Наиболее близким к заявленному изобретению является способ, описанный в патенте RU №2499054 от 11.10.2012 г., опубликован 20.11.2013 г., бюл. №32. В данном изобретении выбор специфических праймеров и зондов проводили с помощью компьютерных программ на основании анализа нуклеотидных последовательностей референтных штаммов и изолятов, опубликованных в GenBank, а обнаружение генома вируса осуществляли путем проведения ПЦР в реальном времени с применеием олигонуклеотидных праймеров и гибридизационного TaqMan ДНК-зонда, несущего флуорофор и тушитель, и комплементарного части амплифицируемого со специфическими праймерами фрагмента. При этом праймеры и зонд имели следующий нуклеотидный состав (5'-3'-):14/2/qf GCT GTC GGG TAT AGG TAG GA; 14/2/z FAM - GTG AAC GTG GGG TCA TCT TCA С - BHQ1; 14/2/qr ACG TGT CCG ATG CTG СТА ТС. В качестве источника флуоресценции на 5' конце зонда применяли краситель FAM, а для тушения флуоресценции на 3' конце BHQ1. Для проведения ПЦР в режиме реального времени в отдельной пробирке готовили общую реакционную смесь на необходимое количество образцов, для этого на одну пробу добавляли 8 мкл смеси для ПЦР, 7 мкл смеси праймеров и 0,2 мкл (1 ед) Taq-полимеразы, смесь перемешивали, избегая образования пены, и раскапывали по 15 мкл в пробирки объемом 0,2 см, на поверхность смеси вносили воск в объеме 15 мкл, на воск наносили по 10 мкл исследуемого образца. Реакцию осуществляли в следующем режиме:
1. Удержание температуры 95°С - 3 мин
2. Циклирование 95°С - 10 с
60°С - 20 с
72°С - 15 с
Цикл повторить 5 раз
3. Циклирование с детекцией 2
95°С - 10 с
60°С - 20 с - Детекция
72°С - 15 с
Цикл повторить 40 раз
Флуоресценцию измеряли по каналу Green при температуре 60°С.

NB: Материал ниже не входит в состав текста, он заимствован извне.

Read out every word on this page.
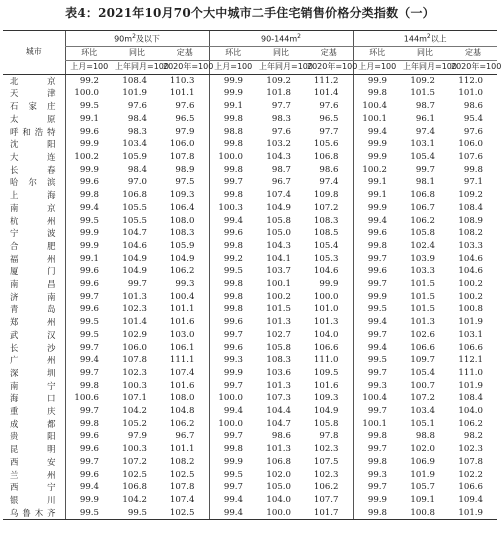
表4：2021年10月70个大中城市二手住宅销售价格分类指数（一）
城市	$90m^2$及以下			$90-144m^2$			$144m^2$以上		
	环比	同比	定基	环比	同比	定基	环比	同比	定基
	上月=100	上年同月=100	2020年=100	上月=100	上年同月=100	2020年=100	上月=100	上年同月=100	2020年=100
北京	99.2	108.4	110.3	99.9	109.2	111.2	99.9	109.2	112.0
天津	100.0	101.9	101.1	99.9	101.8	101.4	99.8	101.5	101.0
石家庄	99.5	97.6	97.6	99.1	97.7	97.6	100.4	98.7	98.6
太原	99.1	98.4	96.5	99.8	98.3	96.5	100.1	96.1	95.4
呼和浩特	99.6	98.3	97.9	98.8	97.6	97.7	99.4	97.4	97.6
沈阳	99.9	103.4	106.0	99.8	103.2	105.6	99.9	103.1	106.0
大连	100.2	105.9	107.8	100.0	104.3	106.8	99.9	105.4	107.6
长春	99.9	98.4	98.9	99.8	98.7	98.6	100.2	99.7	99.8
哈尔滨	99.6	97.0	97.5	99.7	96.7	97.4	99.1	98.1	97.1
上海	99.8	106.8	109.3	99.8	107.4	109.8	99.1	106.8	109.2
南京	99.4	105.5	106.4	100.3	104.9	107.2	99.9	106.7	108.4
杭州	99.5	105.5	108.0	99.4	105.8	108.3	99.4	106.2	108.9
宁波	99.9	104.7	108.3	99.6	105.0	108.5	99.6	105.8	108.2
合肥	99.9	104.6	105.9	99.8	104.3	105.4	99.8	102.4	103.3
福州	99.1	104.9	104.9	99.2	104.1	105.3	99.7	103.9	104.6
厦门	99.6	104.9	106.2	99.5	103.7	104.6	99.6	103.3	104.6
南昌	99.6	99.7	99.3	99.8	100.1	99.9	99.7	101.5	100.2
济南	99.7	101.3	100.4	99.8	100.2	100.0	99.9	101.5	100.2
青岛	99.6	102.3	101.1	99.8	101.5	101.0	99.5	101.5	100.8
郑州	99.5	101.4	101.6	99.6	101.3	101.3	99.4	101.3	101.9
武汉	99.5	102.9	103.0	99.7	102.7	104.0	99.7	102.6	103.1
长沙	99.7	106.0	106.1	99.6	105.8	106.6	99.4	106.6	106.6
广州	99.4	107.8	111.1	99.3	108.3	111.0	99.5	109.7	112.1
深圳	99.7	102.3	107.4	99.9	103.6	109.5	99.7	105.4	111.0
南宁	99.8	100.3	101.6	99.7	101.3	101.6	99.3	100.7	101.9
海口	100.6	107.1	108.0	100.0	107.3	109.3	100.4	107.2	108.4
重庆	99.7	104.2	104.8	99.4	104.4	104.9	99.7	103.4	104.0
成都	99.8	105.2	106.2	100.0	104.7	105.8	100.1	105.1	106.2
贵阳	99.6	97.9	96.7	99.7	98.6	97.8	99.8	98.8	98.2
昆明	99.6	100.3	101.1	99.8	101.3	102.3	99.7	102.0	102.3
西安	99.7	107.2	108.2	99.9	106.8	107.5	99.8	106.9	107.8
兰州	99.6	102.5	102.5	99.5	102.0	102.3	99.3	101.9	102.2
西宁	99.4	106.8	107.8	99.7	105.0	106.2	99.7	105.7	106.6
银川	99.9	104.2	107.4	99.4	104.0	107.7	99.9	109.1	109.4
乌鲁木齐	99.5	99.5	102.5	99.4	100.0	101.7	99.8	100.8	101.9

Но данный способ не может быть использован для выявления провируса иммунодефицита КРС из-за неспецифичности праймеров и зонда для BIV, а проведение реакции обратной транскрипции (ОТ) перед постановкой ГЩР увеличивает материальные и временные затраты на постановку анализа и усиливает риск возникновения контаминации в лаборатории.
Технической задачей является разработка быстрого, высокоспецифичного и чувствительного количественного способа обнаружения ДНК провируса иммунодефицита КРС методом ПНР в реальном времени путем конструирования набора, содержащего пару специфичных олигонуклеотидных праймеров и ДНК-зонд, а также подбора условий для проведения ПНР с ними, обеспечивающего минимальный риск контаминации в лаборатории при проведении анализа, а также исключающего субъективность при оценке результатов ПЦР.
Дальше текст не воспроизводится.